Queenie (pictured) picks up niche supermarket items from Aldi, including their $ 10 Aldi supermarket wine
Speaking to FEMAIL earlier, Queenie revealed how she has built up her wealth.
By listening to audiobooks, Queenie quickly learned that investing was the key to generating a passive income to work towards achieving financial flexibility and freedom.
Each month, Queenie can invest up to $ 5,000 through her six sources of income and use the apartment’s equity.

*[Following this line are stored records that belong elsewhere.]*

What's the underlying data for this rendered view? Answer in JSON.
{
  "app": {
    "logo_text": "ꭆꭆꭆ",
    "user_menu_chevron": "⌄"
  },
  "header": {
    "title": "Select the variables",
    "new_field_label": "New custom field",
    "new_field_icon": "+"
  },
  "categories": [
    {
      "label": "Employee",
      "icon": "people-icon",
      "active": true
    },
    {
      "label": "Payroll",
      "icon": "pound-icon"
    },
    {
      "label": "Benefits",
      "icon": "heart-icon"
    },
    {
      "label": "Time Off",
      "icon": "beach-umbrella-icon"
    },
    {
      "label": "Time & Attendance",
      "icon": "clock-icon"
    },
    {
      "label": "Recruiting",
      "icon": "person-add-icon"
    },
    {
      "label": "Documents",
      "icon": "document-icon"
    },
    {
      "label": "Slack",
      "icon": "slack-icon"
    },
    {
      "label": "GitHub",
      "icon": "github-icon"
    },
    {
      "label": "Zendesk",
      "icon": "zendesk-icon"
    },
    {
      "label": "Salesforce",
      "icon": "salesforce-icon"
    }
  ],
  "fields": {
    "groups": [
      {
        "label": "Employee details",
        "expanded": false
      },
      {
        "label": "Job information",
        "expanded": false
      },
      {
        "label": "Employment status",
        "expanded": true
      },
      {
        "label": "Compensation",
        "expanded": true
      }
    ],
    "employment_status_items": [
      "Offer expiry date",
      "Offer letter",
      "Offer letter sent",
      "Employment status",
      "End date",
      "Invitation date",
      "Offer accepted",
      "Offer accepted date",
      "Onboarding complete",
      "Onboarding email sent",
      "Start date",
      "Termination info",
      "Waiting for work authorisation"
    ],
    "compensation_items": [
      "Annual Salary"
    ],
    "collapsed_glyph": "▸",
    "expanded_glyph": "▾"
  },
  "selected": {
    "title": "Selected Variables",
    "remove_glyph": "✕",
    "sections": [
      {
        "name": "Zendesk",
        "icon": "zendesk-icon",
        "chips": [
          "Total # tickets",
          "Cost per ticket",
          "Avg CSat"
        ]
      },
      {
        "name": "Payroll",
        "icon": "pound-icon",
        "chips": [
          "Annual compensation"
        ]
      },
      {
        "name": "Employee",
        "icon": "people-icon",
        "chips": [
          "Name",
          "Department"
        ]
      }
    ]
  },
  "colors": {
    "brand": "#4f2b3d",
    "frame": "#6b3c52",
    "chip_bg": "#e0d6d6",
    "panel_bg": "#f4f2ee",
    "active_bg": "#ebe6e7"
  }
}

Queenie admitted she quit her marketing degree and decided to apply because she lived from paycheck to paycheck, making just $ 400 a week.
“When I was 19 and left home, I had no savings and only covered the bare minimum, so I decided to take the opportunity to drop out of college – luckily it paid off,” she said.
The impressive net worth is calculated by the total number of assets, minus any debt.
She said these assets include her property value, stock and cryptocurrency portfolio, compensation account, savings, and retirement. The mortgage debt is the only obligation.
Queenie’s financial portfolio is diverse, but mainly consists of Exchange-Traded Funds (ETFs) through CMC Markets – a platform that allows users to buy both Australian and international stocks at a low brokerage fee.
She also uses a platform called Stake to buy US stocks because it is ‘easy to use’ and also has a low brokerage fee.
Alternative Australian ETF platforms known to be useful for beginners include the Raiz, Spaceship and the CommSec pocket app.
“I invest $ 5,000 every month to keep my balance and usually try to follow the market before I buy,” she said.